Тадеуш, высокий, лысый, выглядевший старше своих сорока лет, тотчас же возмутился. Мелкими шажками он расхаживал по комнате и выговаривал:
- Я тоже вступил бы в армию, но меня с моим сердцем не возьмут, как и тебя с твоими легкими. Ты действительно думаешь, что нам здесь нечего делать? А может, впервые появилась единственная возможность добиться коренного перелома?.. Сикорский не в состоянии проводить последовательно новую политику.
- Хочешь составить ему конкуренцию или альтернативу?
- Да нет. Мы поддерживаем Сикорского, когда он последователен, но только мы…
- А что означает это "мы"? Горсточку коммунистов из Советского Союза?
- Так вот, мы, - продолжал, как ни в чем не бывало, Тадеуш, - можем предложить новую перспективу. Подумай только: Польша, вернувшаяся на западные земли, отказавшаяся от многовекового балласта завоеваний на востоке…
- Не время думать об этом, когда немцы стоят под Москвой.
- Итог войны может быть только один, - констатировал Тадеуш, - именно этого не понимает Сикорский. Мы уже теперь должны и обязаны формировать облик новой Польши, демократической, связанной дружбой с Советским Союзом, такой, в которой каждый честный поляк, патриот, найдет себе место… Сегодня мы имеем десять минут на антенне, а завтра, может, будем иметь свой журнал…

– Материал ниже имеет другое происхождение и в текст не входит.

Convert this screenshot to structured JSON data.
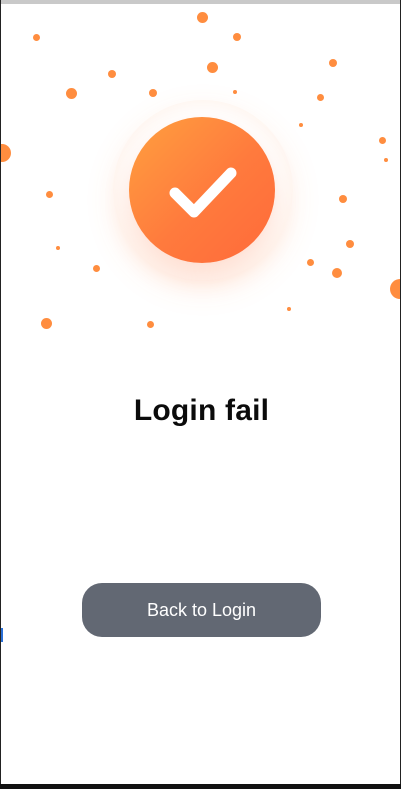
{
  "status": {
    "title": "Login fail"
  },
  "actions": {
    "back_label": "Back to Login"
  },
  "icons": {
    "status_icon": "checkmark-icon"
  },
  "colors": {
    "accent": "#ff7a3d",
    "button_bg": "#626873",
    "dot": "#ff8d3f"
  }
}
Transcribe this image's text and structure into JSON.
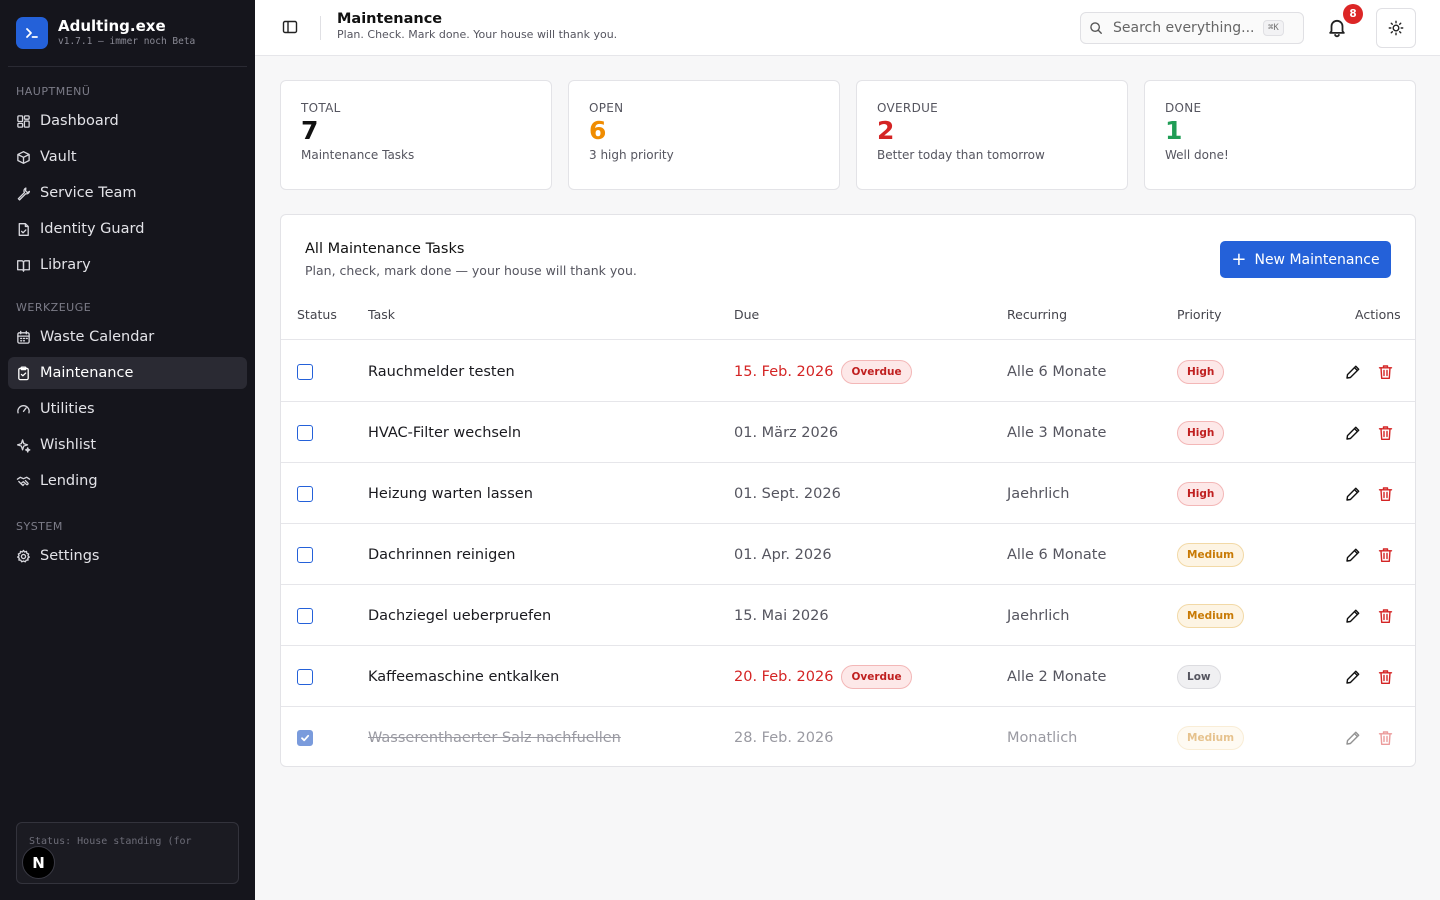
{
  "app": {
    "name": "Adulting.exe",
    "version": "v1.7.1 — immer noch Beta",
    "status_text": "Status: House standing (for",
    "avatar_letter": "N"
  },
  "sidebar": {
    "sections": [
      {
        "title": "HAUPTMENÜ",
        "items": [
          {
            "label": "Dashboard",
            "icon": "dashboard-icon"
          },
          {
            "label": "Vault",
            "icon": "box-icon"
          },
          {
            "label": "Service Team",
            "icon": "wrench-icon"
          },
          {
            "label": "Identity Guard",
            "icon": "document-icon"
          },
          {
            "label": "Library",
            "icon": "book-icon"
          }
        ]
      },
      {
        "title": "WERKZEUGE",
        "items": [
          {
            "label": "Waste Calendar",
            "icon": "calendar-icon"
          },
          {
            "label": "Maintenance",
            "icon": "clipboard-icon",
            "active": true
          },
          {
            "label": "Utilities",
            "icon": "gauge-icon"
          },
          {
            "label": "Wishlist",
            "icon": "sparkle-icon"
          },
          {
            "label": "Lending",
            "icon": "handshake-icon"
          }
        ]
      },
      {
        "title": "SYSTEM",
        "items": [
          {
            "label": "Settings",
            "icon": "gear-icon"
          }
        ]
      }
    ]
  },
  "header": {
    "title": "Maintenance",
    "subtitle": "Plan. Check. Mark done. Your house will thank you.",
    "search_placeholder": "Search everything...",
    "search_shortcut": "⌘K",
    "notification_count": "8"
  },
  "stats": [
    {
      "label": "TOTAL",
      "value": "7",
      "desc": "Maintenance Tasks",
      "color": "#111111"
    },
    {
      "label": "OPEN",
      "value": "6",
      "desc": "3 high priority",
      "color": "#f08c00"
    },
    {
      "label": "OVERDUE",
      "value": "2",
      "desc": "Better today than tomorrow",
      "color": "#d42424"
    },
    {
      "label": "DONE",
      "value": "1",
      "desc": "Well done!",
      "color": "#1f9d55"
    }
  ],
  "tasks_card": {
    "title": "All Maintenance Tasks",
    "subtitle": "Plan, check, mark done — your house will thank you.",
    "new_button": "New Maintenance",
    "columns": [
      "Status",
      "Task",
      "Due",
      "Recurring",
      "Priority",
      "Actions"
    ],
    "overdue_label": "Overdue",
    "rows": [
      {
        "task": "Rauchmelder testen",
        "due": "15. Feb. 2026",
        "overdue": true,
        "recurring": "Alle 6 Monate",
        "priority": "High",
        "done": false
      },
      {
        "task": "HVAC-Filter wechseln",
        "due": "01. März 2026",
        "overdue": false,
        "recurring": "Alle 3 Monate",
        "priority": "High",
        "done": false
      },
      {
        "task": "Heizung warten lassen",
        "due": "01. Sept. 2026",
        "overdue": false,
        "recurring": "Jaehrlich",
        "priority": "High",
        "done": false
      },
      {
        "task": "Dachrinnen reinigen",
        "due": "01. Apr. 2026",
        "overdue": false,
        "recurring": "Alle 6 Monate",
        "priority": "Medium",
        "done": false
      },
      {
        "task": "Dachziegel ueberpruefen",
        "due": "15. Mai 2026",
        "overdue": false,
        "recurring": "Jaehrlich",
        "priority": "Medium",
        "done": false
      },
      {
        "task": "Kaffeemaschine entkalken",
        "due": "20. Feb. 2026",
        "overdue": true,
        "recurring": "Alle 2 Monate",
        "priority": "Low",
        "done": false
      },
      {
        "task": "Wasserenthaerter Salz nachfuellen",
        "due": "28. Feb. 2026",
        "overdue": false,
        "recurring": "Monatlich",
        "priority": "Medium",
        "done": true
      }
    ]
  }
}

Зигмунт иронически усмехнулся.
- Это весьма общий лозунг. Что значит: место для каждого поляка? Неопределенное национальное согласие и неопределенные западные границы. Что, может, выторгуем себе чего-нибудь в послевоенном мире? Это я уже где-то когда-то слышал: вначале независимость, потом социализм…
- Неуместная ирония, - прошептал Тадеуш. Он прервал свое хождение и уселся на диване рядом с Павликом. - Мы здесь не резерв. Сегодня Сикорский представляет Польшу, но не только он будет определять ее будущее. Может, наше представление о Польше пока еще лишь фантазия, но завтра… И подумай. Там будет создана партия. Неужели ты считаешь, что все безоговорочно поддерживают политику Лондона? Не замечают ее непоследовательности, слабости, опасности? А поляки в Советском Союзе? Разве они верят только Сикорскому?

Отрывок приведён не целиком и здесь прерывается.